Imagine a tourist and a guide exchanging texts as the visitor tries to find the Manhattan coffee shop where she’s meeting a friend. Text by text, she mentions businesses or landmarks she spots, and after each, the guide instructs her to turn right, left, or go straight. Finally, she arrives.
In the age of Google Maps on our smartphones, this seems unnecessary, but if you’re trying to build an artificial intelligence system that uses natural language communication to help us solve everyday problems, this is precisely what you would build to help advance the state of the art.
That’s why Facebook’s artificial intelligence scientists built Talk the Walk, a research project that aims to teach AI systems to communicate using natural language in much the same way a baby does—by naming what it sees.

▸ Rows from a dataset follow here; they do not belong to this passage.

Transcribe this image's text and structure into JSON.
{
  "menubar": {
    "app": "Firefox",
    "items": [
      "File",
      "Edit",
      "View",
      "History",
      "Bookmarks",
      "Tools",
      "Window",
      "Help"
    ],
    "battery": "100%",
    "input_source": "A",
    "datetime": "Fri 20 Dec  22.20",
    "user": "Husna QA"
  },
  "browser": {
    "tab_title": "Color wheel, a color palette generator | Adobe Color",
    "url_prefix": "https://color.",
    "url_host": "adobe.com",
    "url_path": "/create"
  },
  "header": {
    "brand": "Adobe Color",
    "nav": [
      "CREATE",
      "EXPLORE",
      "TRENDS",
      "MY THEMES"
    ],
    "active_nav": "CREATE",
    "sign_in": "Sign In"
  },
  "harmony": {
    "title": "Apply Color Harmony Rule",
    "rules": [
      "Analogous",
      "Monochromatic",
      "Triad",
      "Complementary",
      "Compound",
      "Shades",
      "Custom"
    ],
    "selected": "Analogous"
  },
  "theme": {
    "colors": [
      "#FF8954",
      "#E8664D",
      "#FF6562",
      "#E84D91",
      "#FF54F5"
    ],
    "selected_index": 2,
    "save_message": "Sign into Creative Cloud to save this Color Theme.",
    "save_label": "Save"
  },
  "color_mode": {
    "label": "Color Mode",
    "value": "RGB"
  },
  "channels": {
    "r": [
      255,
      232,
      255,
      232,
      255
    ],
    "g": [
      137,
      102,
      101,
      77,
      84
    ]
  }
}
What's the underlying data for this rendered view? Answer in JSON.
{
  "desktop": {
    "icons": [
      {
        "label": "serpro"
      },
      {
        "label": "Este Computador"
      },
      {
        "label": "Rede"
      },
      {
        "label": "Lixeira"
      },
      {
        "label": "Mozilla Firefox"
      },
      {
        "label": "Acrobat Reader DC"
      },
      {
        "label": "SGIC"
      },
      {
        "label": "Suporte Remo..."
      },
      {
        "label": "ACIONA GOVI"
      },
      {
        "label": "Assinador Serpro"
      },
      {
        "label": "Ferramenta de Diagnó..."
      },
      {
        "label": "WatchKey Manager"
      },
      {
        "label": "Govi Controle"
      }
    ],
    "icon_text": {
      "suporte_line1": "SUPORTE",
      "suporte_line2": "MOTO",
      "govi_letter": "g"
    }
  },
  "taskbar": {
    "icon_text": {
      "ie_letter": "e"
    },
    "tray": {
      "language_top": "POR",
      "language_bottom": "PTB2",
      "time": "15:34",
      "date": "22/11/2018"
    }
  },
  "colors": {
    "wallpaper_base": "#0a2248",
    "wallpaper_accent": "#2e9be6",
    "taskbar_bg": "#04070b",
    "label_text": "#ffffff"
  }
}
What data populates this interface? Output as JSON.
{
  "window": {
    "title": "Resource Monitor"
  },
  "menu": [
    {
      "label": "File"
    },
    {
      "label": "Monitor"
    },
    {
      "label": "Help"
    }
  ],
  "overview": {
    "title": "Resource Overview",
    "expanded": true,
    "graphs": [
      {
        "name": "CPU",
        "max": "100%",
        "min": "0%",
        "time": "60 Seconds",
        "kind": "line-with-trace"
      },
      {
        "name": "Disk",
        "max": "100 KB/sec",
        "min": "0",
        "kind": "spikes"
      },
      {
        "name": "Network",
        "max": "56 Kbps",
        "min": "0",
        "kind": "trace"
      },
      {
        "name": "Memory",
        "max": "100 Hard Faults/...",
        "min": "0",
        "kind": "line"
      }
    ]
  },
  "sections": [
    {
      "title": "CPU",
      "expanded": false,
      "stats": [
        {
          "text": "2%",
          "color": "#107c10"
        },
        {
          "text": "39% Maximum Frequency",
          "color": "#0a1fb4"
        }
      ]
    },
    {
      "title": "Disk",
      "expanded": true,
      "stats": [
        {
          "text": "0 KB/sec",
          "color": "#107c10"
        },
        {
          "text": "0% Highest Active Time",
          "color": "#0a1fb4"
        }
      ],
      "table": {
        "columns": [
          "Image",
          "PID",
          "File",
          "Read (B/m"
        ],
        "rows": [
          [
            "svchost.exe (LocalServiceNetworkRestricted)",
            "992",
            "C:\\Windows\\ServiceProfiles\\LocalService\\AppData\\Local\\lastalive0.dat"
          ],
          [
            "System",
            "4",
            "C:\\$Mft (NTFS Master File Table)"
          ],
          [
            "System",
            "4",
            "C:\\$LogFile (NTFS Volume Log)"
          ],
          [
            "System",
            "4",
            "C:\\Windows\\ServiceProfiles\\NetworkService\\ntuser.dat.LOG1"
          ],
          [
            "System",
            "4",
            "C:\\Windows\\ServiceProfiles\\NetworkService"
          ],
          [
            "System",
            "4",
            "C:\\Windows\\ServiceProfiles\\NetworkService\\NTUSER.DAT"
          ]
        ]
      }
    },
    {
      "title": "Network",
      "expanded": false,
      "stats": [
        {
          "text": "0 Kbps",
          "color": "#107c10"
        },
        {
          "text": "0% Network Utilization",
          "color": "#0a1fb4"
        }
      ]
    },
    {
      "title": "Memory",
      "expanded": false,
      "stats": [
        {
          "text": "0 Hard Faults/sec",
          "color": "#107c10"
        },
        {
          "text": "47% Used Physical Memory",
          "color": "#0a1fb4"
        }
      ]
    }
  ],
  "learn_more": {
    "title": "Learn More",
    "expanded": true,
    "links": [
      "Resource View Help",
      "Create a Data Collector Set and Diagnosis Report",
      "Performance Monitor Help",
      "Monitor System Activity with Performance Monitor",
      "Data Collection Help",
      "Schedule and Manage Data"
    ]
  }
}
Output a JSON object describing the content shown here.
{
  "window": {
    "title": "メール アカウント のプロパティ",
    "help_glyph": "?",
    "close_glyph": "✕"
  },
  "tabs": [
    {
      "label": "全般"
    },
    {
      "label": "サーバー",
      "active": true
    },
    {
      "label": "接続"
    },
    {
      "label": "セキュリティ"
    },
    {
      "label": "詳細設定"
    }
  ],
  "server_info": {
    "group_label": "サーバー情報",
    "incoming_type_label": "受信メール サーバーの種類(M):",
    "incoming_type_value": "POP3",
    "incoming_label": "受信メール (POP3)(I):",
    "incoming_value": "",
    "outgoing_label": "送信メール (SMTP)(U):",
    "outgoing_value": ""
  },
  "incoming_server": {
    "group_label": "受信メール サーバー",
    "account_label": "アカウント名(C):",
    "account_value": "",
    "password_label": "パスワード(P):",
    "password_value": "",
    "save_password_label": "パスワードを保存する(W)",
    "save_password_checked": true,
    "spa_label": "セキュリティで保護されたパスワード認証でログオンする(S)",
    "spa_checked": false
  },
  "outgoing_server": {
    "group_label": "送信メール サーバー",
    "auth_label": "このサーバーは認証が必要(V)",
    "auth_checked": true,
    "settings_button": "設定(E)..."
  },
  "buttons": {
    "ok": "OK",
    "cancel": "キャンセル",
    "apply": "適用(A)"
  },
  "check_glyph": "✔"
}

Talk the Walk tasks two AI agents—a tourist, and a guide–with navigating to a location in Manhattan by conversing, with the tourist bot explaining what it “sees” and the guide bot responding with navigational instructions. But the system is also able to parse what the tourist is saying, even if it mixes in colloquial language a human might use. That’s because, Facebook writes in a blog post on the project, “A series of carefully scripted responses isn’t likely to capture the nuanced inaccuracies and muddled messaging inherent to genuine, person-to-person conversations.”
The idea is that this could be a more efficient way to teach AI systems like this to communicate effectively, rather than by training them on pure-text data sets, Facebook believes. And in its experiments, the company’s AI research team found that its bot guide was more accurate than humans performing the same navigation task.
Facebook, like Google, Microsoft, Apple, and other big tech companies, has a strong interest in developing AI systems that communicate well so that users can use their voices or type in casual language to the bots. But even as it’s working on systems that can understand natural language, Facebook has also built bots that have created their own language.
On the town, with a “novel attention mechanism”
The Talk the Walk project was one of the first to work with 360-degree visual information, says Douwe Kiela, a scientist on the Facebook AI Research team in New York. The tourist bot utilizes 360-degree imagery taken by the researchers in five Manhattan neighborhoods, which represents the real world of the street an actual tourist would see, while the guide bot uses a standard 2D map with generic waypoints—”bank,” “coffee shop,” “deli”—to deliver navigation instructions.
Facebook built what it calls a “novel attention mechanism” known as Masked Attention for Spatial Convolution, or MASC, that is designed to help the guide bot zero in on the place on the map that the tourist bot is describing. In the experiments, MASC was twice as accurate as a non-natural language communication approach.
“This task is very important for AI research because it’s very hard,” Kiela says, “and because it combines all these interesting problems—three-hundred-sixty visual perception, map-based navigation, visual reasoning, and natural language communications via dialogue.”
Kiela also says Facebook’s project is the first to ever combine all these challenges in a single task. As to why no one’s tried it before, he says that machine learning has only recently progressed to the point where it is capable of effectively solving this type of natural language problem. As is the case with much of its AI research, Facebook plans on open-sourcing the dataset underlying the project in the hopes that the artificial intelligence community can further advance the work.
Part of the work, Kiela explains, involved building new algorithms that relate what the tourist bot says to what the guide bot sees on its map. The idea was to teach the guide to focus its attention on the map based on whatever the tourist says, and ultimately, zero in on the area of the map in which it thinks the tourist is located.
For now, the work is only a research project, but over time, it seems certain that Facebook wants to integrate this kind of functionality into its virtual assistants—and expects other large tech companies to do the same.
Of course, the online and mobile maps wars are intense, and heating up, with Apple and Google going head-to-head for users’ navigational eyeballs, buying up new tech, and dominating users’ phones.
Now that it’s ready to show the world its work, Facebook plans on continuing to work on the task and its data set in an effort to further combine all the different, complicated components that go into building a human-comprehending robot. “This line of research,” Kiela argues, “is the future of AI research. It’s essential to understand [these components] if we ever want to get to the meaning of language.”
Adds Kiela, “If you want AI to be effective, it needs to better understand what humans need, and it better have some understanding of the world that humans perceive.”